As a part of that exercise to "revolutionize education", A-2 will not be sold in the market. Instead, close to 20,000 engineering students will be given A-2 to build a fuller machine for the higher versions of Aakash. Head of Kanwal Rekhi School of Information Technology at IIT-Bombay, Deepak Phatak, is piloting this project with 11,000 teachers and 20,000 students. 

Meanwhile, IIT-Madras's professor Ashok Jhunjhunwala, who is developing Aakash-3, says the upcoming gadget will be remarkably different. For one, it will have multiple manufacturers with a larger distribution system as the order will be a lot bigger. "There will be larger accountability, and repair workshops in various parts of the country so that a student does not have to post it back to the manufacturer. We'll develop a product that is more mature, rugged and reliable." He adds that when A-3 is out "in a few months", an eco system of applications will be ready, new teaching methods and learning methodologies would have been developed and deals inked with content developers. 

Phatak, whose dream is "to see a resurgent India catching up with the world using IT", is in charge after IIT-Jodhpur director Prem Kumar Kalra was pulled off it. "Thousands of apps will be developed on Aakash-2. I wish to clarify that Aakash-2 is a pilot we undertook to develop apps; the government has paid for them in toto." The applications and the content, which promise to alter the topography of education in India, will be 100 % Indian."It's the human contribution that a lot of people are going to make that'll lead to change in education." Teaching methods in schools, medical schools, will change. 

Made in India, China or Canada? 

While parts of Aakash came from China and Canada, as confessed by Datawind CEO Suneet Singh Tuli, faculty members from engineering colleges say that India does not make components for tablets and most complex machines are of global make. 

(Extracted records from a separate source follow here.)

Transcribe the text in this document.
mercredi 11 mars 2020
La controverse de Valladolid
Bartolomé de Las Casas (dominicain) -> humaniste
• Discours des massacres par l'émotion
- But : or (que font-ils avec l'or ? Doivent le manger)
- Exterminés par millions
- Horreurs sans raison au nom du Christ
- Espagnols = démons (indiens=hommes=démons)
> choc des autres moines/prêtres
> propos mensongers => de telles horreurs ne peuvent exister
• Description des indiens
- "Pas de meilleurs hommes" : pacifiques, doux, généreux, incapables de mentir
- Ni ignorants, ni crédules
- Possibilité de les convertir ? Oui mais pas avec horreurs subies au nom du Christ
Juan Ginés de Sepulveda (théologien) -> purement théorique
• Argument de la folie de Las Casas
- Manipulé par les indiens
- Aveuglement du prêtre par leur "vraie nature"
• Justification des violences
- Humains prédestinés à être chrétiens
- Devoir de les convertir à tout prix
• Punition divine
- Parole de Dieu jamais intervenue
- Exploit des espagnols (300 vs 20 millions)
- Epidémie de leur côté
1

Former director of IIT-Delhi PV Indiresan says, "We don't make any parts in India and almost all of it comes from elsewhere." He feels that if the digital divide is bridged, most problems set in India's education system will have an answer. "A computing device is going to be an important tool."C Amarnath, who heads SINE, the Innova8tion, Entrepreneurship and Incubation Centre at IIT-Bombay, points out that Ganesha idols come from China today too. "If you bring in sentiments into business, it won't work. 

Today, even Japan sources a lot from China." Similar sentiments are echoed by IIT-B director Devang Khakhar, who says that the crux of the matter was that the tablet was relevant to engineering students. "A lot of parts of the tablet have come from across the globe and assembled here. That is the case with most products today." 

Packed with many more features 

Aakash-2 is packed with many more features than its previous edition. For one, a click allows a teacher to conduct an instant quiz in the class. A professor can post a question and students need to answer the same on their tablet. 

The data is collated within seconds and it allows the teacher to find out who got it right and who did not follow what was taught.